Sorry!
Monday, September 19th, 2011
Have you forgotten how it felt that day?
To see your homeland under fire
and her people blown away.
Have you forgotten when those towers fell?
We had neighbors still inside going through a living hell.
— Darryl Worley, Have You Forgotten lyrics, 2003

Tina Valentino is the Editor/Publisher
Ten years. I’m too old for many things but I’m not old enough to have been watching the TV when President Kennedy was assassinated, the night that Bobby Kennedy was shot or the day that Elvis died. Anyone who witnessed these events clearly remembers exactly where they were when it happened, when their ordinary lives were rocked by “unheard of” news, consuming them with extraordinary sadness. I remember exactly where I was on the morning of September 11, 2001, the epitome of “unheard of” tragedies, stunned and watching as the death toll climbed throughout the morning, adding the heroes in Pennsylvania and the Pentagon public servants to the list of innocent casualties. At the risk of being politically incorrect, I side with Worley and those who were angered when the footage of 9/11 was deemed too disturbing to watch so media moguls spliced it out of the coverage. I think it should be aired regularly as a daily reminder that freedom isn’t free, particularly for those of us who are not old enough to have experienced the horrors, sacrifices and grief of war first hand, particularly as we enjoy liberty in our Lazy Boys watching the ball game or checking our Facebook pages.

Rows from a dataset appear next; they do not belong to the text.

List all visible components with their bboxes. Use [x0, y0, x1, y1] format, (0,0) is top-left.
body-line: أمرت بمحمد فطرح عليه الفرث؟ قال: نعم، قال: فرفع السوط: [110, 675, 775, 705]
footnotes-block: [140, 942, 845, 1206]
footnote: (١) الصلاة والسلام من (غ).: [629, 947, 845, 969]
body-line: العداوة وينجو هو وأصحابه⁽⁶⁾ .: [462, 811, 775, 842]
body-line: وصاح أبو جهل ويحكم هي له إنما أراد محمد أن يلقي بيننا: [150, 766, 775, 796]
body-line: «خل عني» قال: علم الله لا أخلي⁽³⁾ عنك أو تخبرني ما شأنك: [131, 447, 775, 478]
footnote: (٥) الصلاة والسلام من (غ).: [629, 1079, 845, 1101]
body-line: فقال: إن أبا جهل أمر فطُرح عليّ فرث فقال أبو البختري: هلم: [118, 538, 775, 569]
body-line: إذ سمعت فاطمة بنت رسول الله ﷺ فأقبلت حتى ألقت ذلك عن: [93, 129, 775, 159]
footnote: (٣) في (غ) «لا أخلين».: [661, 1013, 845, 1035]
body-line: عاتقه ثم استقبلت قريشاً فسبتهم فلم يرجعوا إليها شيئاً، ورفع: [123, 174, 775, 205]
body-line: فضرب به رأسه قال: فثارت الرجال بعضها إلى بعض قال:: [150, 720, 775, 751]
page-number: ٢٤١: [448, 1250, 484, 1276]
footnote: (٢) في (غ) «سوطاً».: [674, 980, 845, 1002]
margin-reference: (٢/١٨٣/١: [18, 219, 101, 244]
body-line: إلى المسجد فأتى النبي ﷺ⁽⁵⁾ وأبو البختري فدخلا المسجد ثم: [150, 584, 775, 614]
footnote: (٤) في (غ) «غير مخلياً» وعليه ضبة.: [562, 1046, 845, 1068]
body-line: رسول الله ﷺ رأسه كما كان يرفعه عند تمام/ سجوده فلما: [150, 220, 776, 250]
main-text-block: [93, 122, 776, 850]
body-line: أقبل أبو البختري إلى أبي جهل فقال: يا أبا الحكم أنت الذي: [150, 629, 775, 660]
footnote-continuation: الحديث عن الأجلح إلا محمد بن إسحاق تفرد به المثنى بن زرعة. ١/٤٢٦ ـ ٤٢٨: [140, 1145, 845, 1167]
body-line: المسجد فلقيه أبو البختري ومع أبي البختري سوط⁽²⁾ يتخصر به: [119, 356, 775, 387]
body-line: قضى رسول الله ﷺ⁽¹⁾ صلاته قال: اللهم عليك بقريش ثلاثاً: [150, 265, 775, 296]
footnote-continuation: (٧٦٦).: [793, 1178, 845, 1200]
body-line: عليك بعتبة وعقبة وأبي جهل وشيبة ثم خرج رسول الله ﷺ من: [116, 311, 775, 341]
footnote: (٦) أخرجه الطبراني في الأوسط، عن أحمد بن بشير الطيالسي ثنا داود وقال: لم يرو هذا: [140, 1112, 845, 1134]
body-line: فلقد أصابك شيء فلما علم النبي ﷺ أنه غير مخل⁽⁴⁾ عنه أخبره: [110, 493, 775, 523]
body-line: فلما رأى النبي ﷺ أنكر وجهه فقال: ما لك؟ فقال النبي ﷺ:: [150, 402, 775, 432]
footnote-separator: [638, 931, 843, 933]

For example, 9,933,702 people “Like” the Facebook page for a game called Bejeweled Blitz; only 154 “Like” the page for Maywood Bataan Day, launched by Col. Richard A. McMahon, Jr., dedicated to the men of the 192nd Tank Battalion in World War II, victims and survivors of the Philippine Death March, POW camps and Hell Ships, many of them born and raised in Chicago and the suburbs, like Maywood. Commemorated on the second Sunday each September, Bataan Day will fall on September 11 this year. Of those who have already forgotten 9/11, how many will attend and celebrate the courageous lives and the brutal deaths of starved and tortured men we never knew? For more about Bataan Day and this year’s program, visit the Facebook page or www.mbdo.org and, perhaps, even express your gratitude or expose your children to true bravery and patriotism. As Shakespeare wrote, “Cowards die many times before their deaths; the valiant never taste of death but once.”
Eckhart Tolle said, “Whenever anything negative happens to you, there is a deep lesson concealed within it, although you may not see it at the time.” Death is not a popular subject but I learned so much from death and Hillside Mayor Joe Tamburino back in 2004 that it earned me a Peter Lisagor Award for Exemplary Journalism for sharing my story “Etched In Stone.”
Mayor Tamburino will lead the 9th annual Cemetery Tour on Saturday, October 1st, visiting Queen of Heaven and Mount Carmel Cemeteries, their unique tributes to our military, historical grave sites and the never-open-to-the-public Bishop’s Mausoleum. Space is limited; call 708-202-4343 for details.
We remember so many trivial, unimportant things. The mental clutter is unbelievable. Maybe we can find the time to add these events to the things we remember for the rest of our lives.